Gram-Positive Bacterial Cell Wall
Cell wall of gram-positive bacteria (figure), is approximately 80nm thick having several layers of peptidoglycan.
Peptidoglycan : It contributes to 50−90% of the dry weight of the cell wall. It is thicker, stronger, and extensively cross-linked than gram-negative bacteria, in which peptidoglycan comprises of 5−10% of the wall material. Peptidoglycan layer is thin in gram-negative cell walls.
Teichoic Acids : Cell wall of gram-positive bacteria has teichoic acids containing alcohol (either glycerol or ribitol) and phosphate. There are two types of teichoic acids; first is wall teichoic acid which is covalently bonded to peptidoglycan, and the second one is membrane teichoic acid (lipoteichoic acid) that covalently links to membrane glycolipid and is concentrated in mesosomes.

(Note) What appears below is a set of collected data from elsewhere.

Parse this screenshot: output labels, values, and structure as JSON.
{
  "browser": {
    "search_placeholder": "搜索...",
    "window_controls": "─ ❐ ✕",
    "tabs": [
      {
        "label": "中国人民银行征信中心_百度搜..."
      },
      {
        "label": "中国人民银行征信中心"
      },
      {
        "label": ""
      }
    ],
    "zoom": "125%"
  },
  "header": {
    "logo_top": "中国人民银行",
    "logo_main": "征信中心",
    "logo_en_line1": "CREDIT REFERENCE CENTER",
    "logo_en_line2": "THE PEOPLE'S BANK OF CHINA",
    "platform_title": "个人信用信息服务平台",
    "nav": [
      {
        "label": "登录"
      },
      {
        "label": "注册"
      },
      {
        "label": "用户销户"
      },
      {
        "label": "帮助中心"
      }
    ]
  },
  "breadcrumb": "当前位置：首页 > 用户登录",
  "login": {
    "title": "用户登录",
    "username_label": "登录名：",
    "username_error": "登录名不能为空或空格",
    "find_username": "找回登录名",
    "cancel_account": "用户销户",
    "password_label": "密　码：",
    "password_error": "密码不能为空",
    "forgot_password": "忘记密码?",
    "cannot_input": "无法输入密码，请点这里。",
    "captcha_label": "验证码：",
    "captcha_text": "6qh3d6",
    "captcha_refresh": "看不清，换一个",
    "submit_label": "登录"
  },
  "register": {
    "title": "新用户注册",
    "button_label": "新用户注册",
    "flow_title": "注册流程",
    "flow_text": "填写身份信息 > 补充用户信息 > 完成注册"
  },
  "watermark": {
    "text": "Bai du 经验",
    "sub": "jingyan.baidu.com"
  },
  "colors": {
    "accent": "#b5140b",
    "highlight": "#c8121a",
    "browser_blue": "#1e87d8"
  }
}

Wall teichoic acids are absent in some gram-positive species, whereas membrane teichoic acids are present in all.
Gram-Negative Bacterial Cell Wall
Structurally, the gram-negative cell wall (figure) is different from gram-positive cell wall.
Peptidoglycan Layer : It constitutes approximately 5-10% of the dry weight of the wall of gram-negative bacteria and consists of a single unit. In the outer membrane and plasma membrane, it is linked with lipoproteins. It is present in periplasmic space (a gel like fluid between the outer membrane and plasma membrane) containing high concentration of degradative enzymes and transport proteins. The periplasmic space is around 20−40% of the cell volume.
Lipoprotein : Lipoprotein/murein lipoproteins are linked (both covalently and noncovalently) to the peptidoglycan through protein portion and to the outer membrane through lipid. It functions to stabilise the outer membrane and hold it to the peptidoglycan layer.
Outer Membrane : It is present externally to the peptidoglycan and is attached with – lipoproteins. It is a bilayered structure having inner leaflet composed of phospholipid, while outer leaflet composed of lipopolysaccharide (LPS) molecules.
Protective Barrier : It provides protection by blocking or slowing the entry of salts, antibiotics, and other toxic substances which may kill or injure the bacterium.
Porins or Trans-Membrane Proteins : Along with LPS, outer membrane has many proteins that selectively transport nutrients into the cell. Porins or transmembrane proteins travel across the outer membrane, making trimeric channels that allow passing of small molecules (e.g., nucleotides, disaccharides, peptides, amino acids, vitamin B12, and iron).
Lipopolysaccharide (LPS) : It is a unique structural component present in the outer membrane of the gram-negative bacteria.
It is a large complex molecule of lipids and carbohydrates and has three components:
Lipid A : It is the lipid part of LPS embedded in the top layer of outer membrane. Upon death of gram-negative bacteria, lipid A is released as an endotoxin, which is responsible for the endotoxic activities, i.e., pyrogenicity, lethal effect, tissue necrosis, anti-complementary activity, B-cell mitogenicity, immunoadjuvant property, and antitumor activity.
Core Polysaccharide : It is linked to lipid A and a terminal series of repeated units having unusual sugars that maintains stability. O-Polysaccharide: It is composed of sugar molecules. It extends toward outside with respect to the core polysaccharide.
O-polysaccharides work as antigens and are differentiating factor for species of gram-negative bacteria. In gram-positive cells, its role is similar to that of teichoic acid.
A major surface antigen on polysaccharide of the bacterial cell is O antigen. Bacteria lacking the O antigen form rough colonies, while bacteria with LPS having O antigen forms smooth colonies in bacteriological media.